Aficionados of Chinese cuisine in the U.S. can be divided into two camps. The first, larger camp prefers the sweet heavy sauces of Americanized Chinese dishes. General Tso, the dark lord of this empire, and Jabbaesque lo mein are examples of these Americanized dishes. With astounding force, this version of Chinese cuisine has almost obscured actual regional Chinese. In fact, many consider the fortune cookie (first made in San Francisco) to be the proper ending to an "authentic" Chinese meal. Meanwhile, the second, much smaller group prefers the unique flavors of any of the eight regional Chinese cuisines, including the clean flavors of Cantonese and the rebellious spiciness of Sichuan.
Since 1999, restaurateur Joe Lam had served Americanized cuisine in his buffet-styled restaurant, Buffet Dynasty, in Matthews. Lam says that 60 percent of the items on the line were Americanized Chinese dishes; the remaining 40 percent were Cantonese and Sichuan. Lam, who was born in China, grew up in Hong Kong and immigrated to the U.S. at 13 with his parents, who subsequently opened a series of Americanized Chinese restaurants in Manhattan and Connecticut. Lam grew up knowing what his non-Asian-American patrons wanted.
But in late fall, Lam shut down the buffet line. He says that during the past decade, too many buffet-styled Chinese restaurants had opened in the area, and while he had served "higher quality" items, his competitors did not: "Customers started to think that Chinese buffets were only inexpensive foods."
The core of his loyal patrons who went for the regional dishes convinced Lam to go full-out authentic. A few weeks ago, Lam opened The Chinese Dynasty, noting, "Ninety-five percent of the items on the menu now are authentic dishes — the kind you would find in China." The other five percent include the ever-so-popular Americanized dishes, such as sesame chicken.
The 168-seat Chinese Dynasty is expansive but plain. Round white-tableclothed tables large enough to accommodate family groups have room in the center for an overabundance of dishes. Lam is currently building a bar area.
Although many area Chinese restaurants have a second menu, Dynasty has only one. Heat-seeking Sichuan dumplings sparkle beside steamed sausage potstickers. Succulent barbecued duck is there beside pork stomach and hot peppers, and other dishes with offal. To be fair, offal, including chitterlings (pork intestines) and giblet gravy brimming with slices of heart and liver, has been a long-standing element of Southern cuisine, so in effect, some of Dynasty's menu is Sino-Soul Food.

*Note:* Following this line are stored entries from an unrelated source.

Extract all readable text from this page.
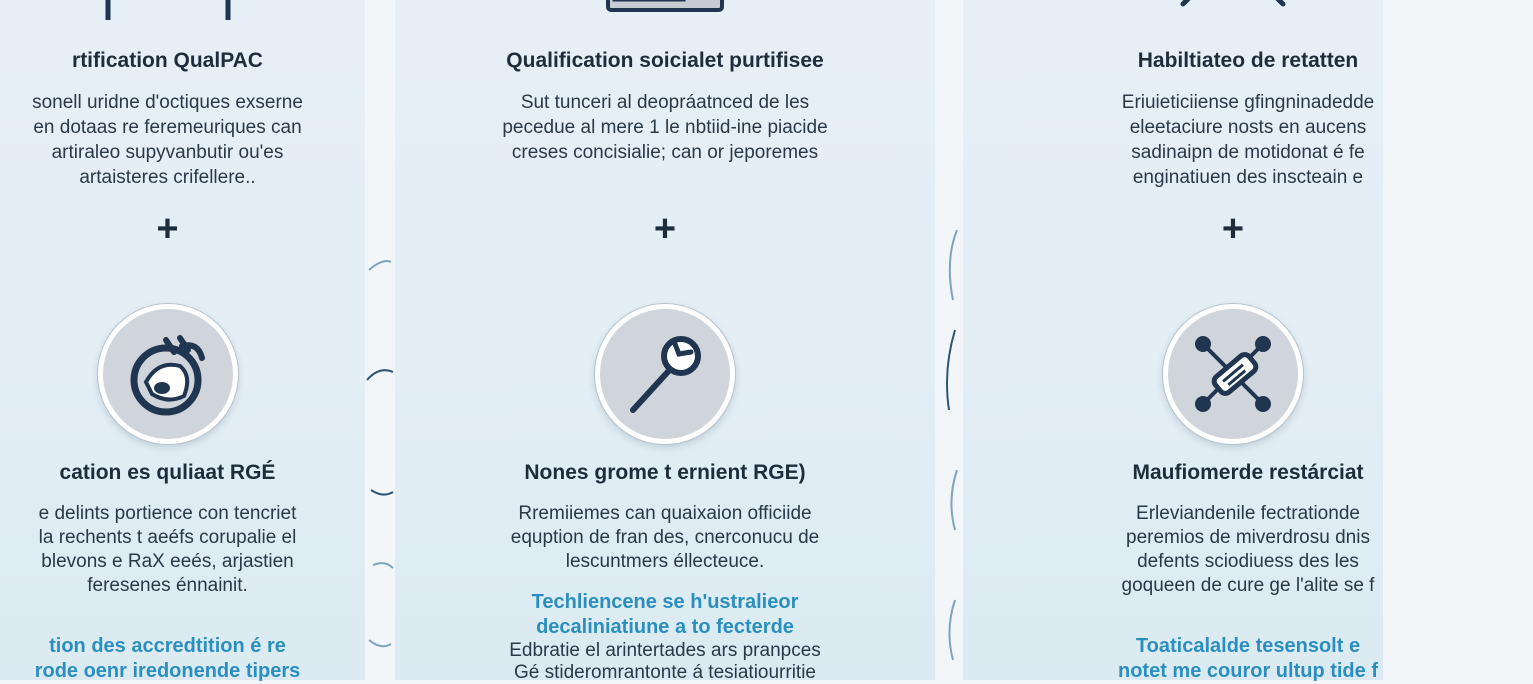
rtification QualPAC
sonell uridne d'octiques exserne
en dotaas re feremeuriques can
artiraleo supyvanbutir ou'es
artaisteres crifellere..
+
cation es quliaat RGÉ
e delints portience con tencriet
la rechents t aeéfs corupalie el
blevons e RaX eeés, arjastien
feresenes énnainit.
tion des accredtition é re
rode oenr iredonende tipers
Qualification soicialet purtifisee
Sut tunceri al deopráatnced de les
pecedue al mere 1 le nbtiid-ine piacide
creses concisialie; can or jeporemes
+
Nones grome t ernient RGE)
Rremiiemes can quaixaion officiide
equption de fran des, cnerconucu de
lescuntmers éllecteuce.
Techliencene se h'ustralieor
decaliniatiune a to fecterde
Edbratie el arintertades ars pranpces
Gé stideromrantonte á tesiatiourritie
Habiltiateo de retatten
Eriuieticiiense gfingninadedde
eleetaciure nosts en aucens
sadinaipn de motidonat é fe
enginatiuen des inscteain e
+
Maufiomerde restárciat
Erleviandenile fectrationde
peremios de miverdrosu dnis
defents sciodiuess des les
goqueen de cure ge l'alite se f
Toaticalalde tesensolt e
notet me couror ultup tide f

Impressive are the soups. Rustic crocks dot most tables. Hot pots, cooked tabletop, are created through a choice of broths; proteins; vegetables, mushrooms and greens; and noodles. A few pieces of Dim Sum are offered at dinner, but the trolleys roll out during weekend lunch (11 a.m.-3 p.m.). Forty varieties are created by Lam's master chef, who trained at a five-star hotel in Canton. Included on the Dim Sum roster are shark fin, chive, Shanghai and taro dumplings, as well as crispy shrimp balls, pork barbecue buns, turnip cakes, pot stickers, and, of course, the ubiquitous egg custard tart. Another cart wheels congee (aka juk), a popular rice porridge, offered plain or with preserved duck egg and pork.
The Year of the Dragon, an auspicious Chinese year, begins Jan. 23. But for those seeking Cantonese and Sichuan dishes, that fortunate year has already begun.
The Chinese Dynasty
1709 Matthews Township Parkway, Matthews. 704-814-0288. Hours: 11 a.m. to 10 p.m. daily. www.thedynastycuisine.com/home.